# Was bedeutet untersteuert ?



## Schlänk Freck (10. Januar 2010)

Man liest ja oft das ein steiler Lenkwinkel zum untersteuern neigt. *Was bedeutet das in der Praxis?*  Ist das nur ein komisches Gefühl? oder kippt das Bike in die Aussenkurve ab? Oder fällt man dadurch schneller auf die..?

ThX SF


----------



## cxfahrer (10. Januar 2010)

_"Wenns'd den Baum siehst, in den du rein fährst, hast untersteuern. Wenns'd ihn nur hörst, hast übersteuern" Walter Röhrl_


----------



## MTB-News.de




----------



## Tom Servo (10. Januar 2010)

Untersteuern nennt man wenn dein Gefährt (Rad, Motorrad, Auto, etc) über den/die Vorderreifen schiebt, d.h. der Wendekreis in der Fahrt grösser ausfällt, als wie das Vehikel ihn aufführen sollte bei gegebener Reifenstellung.

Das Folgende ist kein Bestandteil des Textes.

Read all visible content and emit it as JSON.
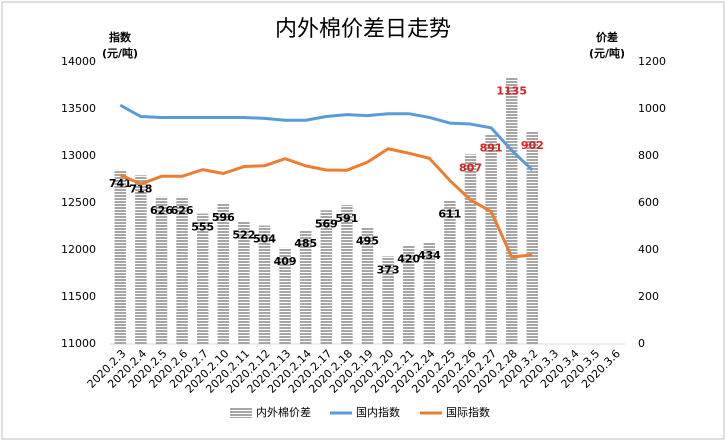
{
  "chart_data": {
    "type": "combo",
    "title": "内外棉价差日走势",
    "y_label": [
      "指数",
      "(元/吨)"
    ],
    "y2_label": [
      "价差",
      "(元/吨)"
    ],
    "categories": [
      "2020.2.3",
      "2020.2.4",
      "2020.2.5",
      "2020.2.6",
      "2020.2.7",
      "2020.2.10",
      "2020.2.11",
      "2020.2.12",
      "2020.2.13",
      "2020.2.14",
      "2020.2.17",
      "2020.2.18",
      "2020.2.19",
      "2020.2.20",
      "2020.2.21",
      "2020.2.24",
      "2020.2.25",
      "2020.2.26",
      "2020.2.27",
      "2020.2.28",
      "2020.3.2",
      "2020.3.3",
      "2020.3.4",
      "2020.3.5",
      "2020.3.6"
    ],
    "ylim": [
      11000,
      14000
    ],
    "yticks": [
      11000,
      11500,
      12000,
      12500,
      13000,
      13500,
      14000
    ],
    "y2lim": [
      0,
      1200
    ],
    "y2ticks": [
      0,
      200,
      400,
      600,
      800,
      1000,
      1200
    ],
    "series": [
      {
        "name": "内外棉价差",
        "type": "bar",
        "axis": "y2",
        "color": "#a6a6a6",
        "values": [
          741,
          718,
          626,
          626,
          555,
          596,
          522,
          504,
          409,
          485,
          569,
          591,
          495,
          373,
          420,
          434,
          611,
          807,
          891,
          1135,
          902,
          null,
          null,
          null,
          null
        ],
        "label_colors": [
          "#000",
          "#000",
          "#000",
          "#000",
          "#000",
          "#000",
          "#000",
          "#000",
          "#000",
          "#000",
          "#000",
          "#000",
          "#000",
          "#000",
          "#000",
          "#000",
          "#000",
          "#e02020",
          "#e02020",
          "#e02020",
          "#e02020",
          null,
          null,
          null,
          null
        ]
      },
      {
        "name": "国内指数",
        "type": "line",
        "color": "#5b9bd5",
        "values": [
          13540,
          13420,
          13410,
          13410,
          13410,
          13410,
          13410,
          13400,
          13380,
          13380,
          13420,
          13440,
          13430,
          13450,
          13450,
          13410,
          13350,
          13340,
          13300,
          13060,
          12850,
          null,
          null,
          null,
          null
        ]
      },
      {
        "name": "国际指数",
        "type": "line",
        "color": "#ed7d31",
        "values": [
          12799,
          12702,
          12784,
          12784,
          12855,
          12814,
          12888,
          12896,
          12971,
          12895,
          12851,
          12849,
          12935,
          13077,
          13030,
          12976,
          12739,
          12533,
          12409,
          11925,
          11948,
          null,
          null,
          null,
          null
        ]
      }
    ]
  }
}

Wenn du mit 'nem Auto beim aktuellen Wetter unterwegs bist und es gradeaus geht anstatt in die Kurve, das nennt man Untersteuern.

Übersteuern ist wenn das Heck ausbricht.


----------



## Schlänk Freck (10. Januar 2010)

Aha.  Bei der Untersteuerung schiebt das Mountainbike über das Vorderrad. 
"Man kommt also nicht um die Kurve"  d.h. Ist das tatsächlich so oder nur vom Gefühl her?

ThX FS


----------



## nollak (10. Januar 2010)

Also wenn du das beim fahren fuehlst ist das auch so.

Um die Kurve kommen wirst du schon allerdings musst du halt mehr einlenken.


----------



## Bikerpifke (10. Januar 2010)

Es ist tatsächlich so. Kannst du am besten mal selbst ausprobieren. Fahr auf einen Schotterfußballplatz und probier dann mal mit erhöhter Geschwindigkeit in die Kurve zu fahren. Du wirst merken, dass sich dein Bike nach vorne schiebt.

Mfg Bikerpifke


----------



## pixelquantec (10. Januar 2010)

cxfahrer schrieb:


> _"Wenns'd den Baum siehst, in den du rein fährst, hast untersteuern. Wenns'd ihn nur hörst, hast übersteuern" Walter Röhrl_


 
Geiler Spruch.

Ich hab mir das so gemerkt: Übersteuern -- "Über" wie Überholen, Das Hinterrad will "überholen".
In der Praxis sieht das dann so aus, daß in einer Linkskurve das Hinterrad nach rechts ausbricht. In Rechtskurven entsprechend nach links. Das Übersteuern läßt sich in gewissen Grenzen sehr gut kontollieren im Gegensatz zum Untersteuern. Da schmiert Dir das Vorderrad weg. Meist abruppt und mit nem folgendem Sturz. Das läßt sich bei dem aktuellen Wetter wunderbar testen.


----------



## nailz (10. Januar 2010)

cxfahrer schrieb:


> _"Wenns'd den Baum siehst, in den du rein fährst, hast untersteuern. Wenns'd ihn nur hörst, hast übersteuern" Walter Röhrl_



Klasse Typ, der Röhrl


----------



## Steve Style (11. Januar 2010)

nailz schrieb:


> Klasse Typ, der Röhrl



Den habe ich, ich glaube letztes Jahr, in Saalbach-Hinterglemm gesehen. Da hat er seinen oder einen Test-Porsche im Brückengeländer geparkt. Ich habe ganz vergessen zu fragen, ob er mittels Über- oder Untersteuerung die Kaltverformung des Porsche vorgenommen hat.

Aber so wie er mit Regenschirm im Schneetreiben stand, sah er auch nicht danach aus, Details diskutieren zu wollen...


----------



## Steve Style (11. Januar 2010)

ups. Doppelpost. Bitte löschen


----------



## JoK3rfaZ3 (11. Januar 2010)

zu Röhrl....

"Die guten Fahrer haben die Fliegen an der Seitenscheibe!"
"Das Auto ist erst schnell genug,wenn man morgens Angst hat den Motor zu starten!"

zu geil

zum Untersteuern...

wenn des mal Ausprobieren willst:
Lenk bei Kieß einfach hart ein und wenn dir das Rutschen nicht reicht,lass die Bremse einwenig schleifn!
Und wenn de kurz vorm Abschmiß bist,mit dem Fuß abfangen.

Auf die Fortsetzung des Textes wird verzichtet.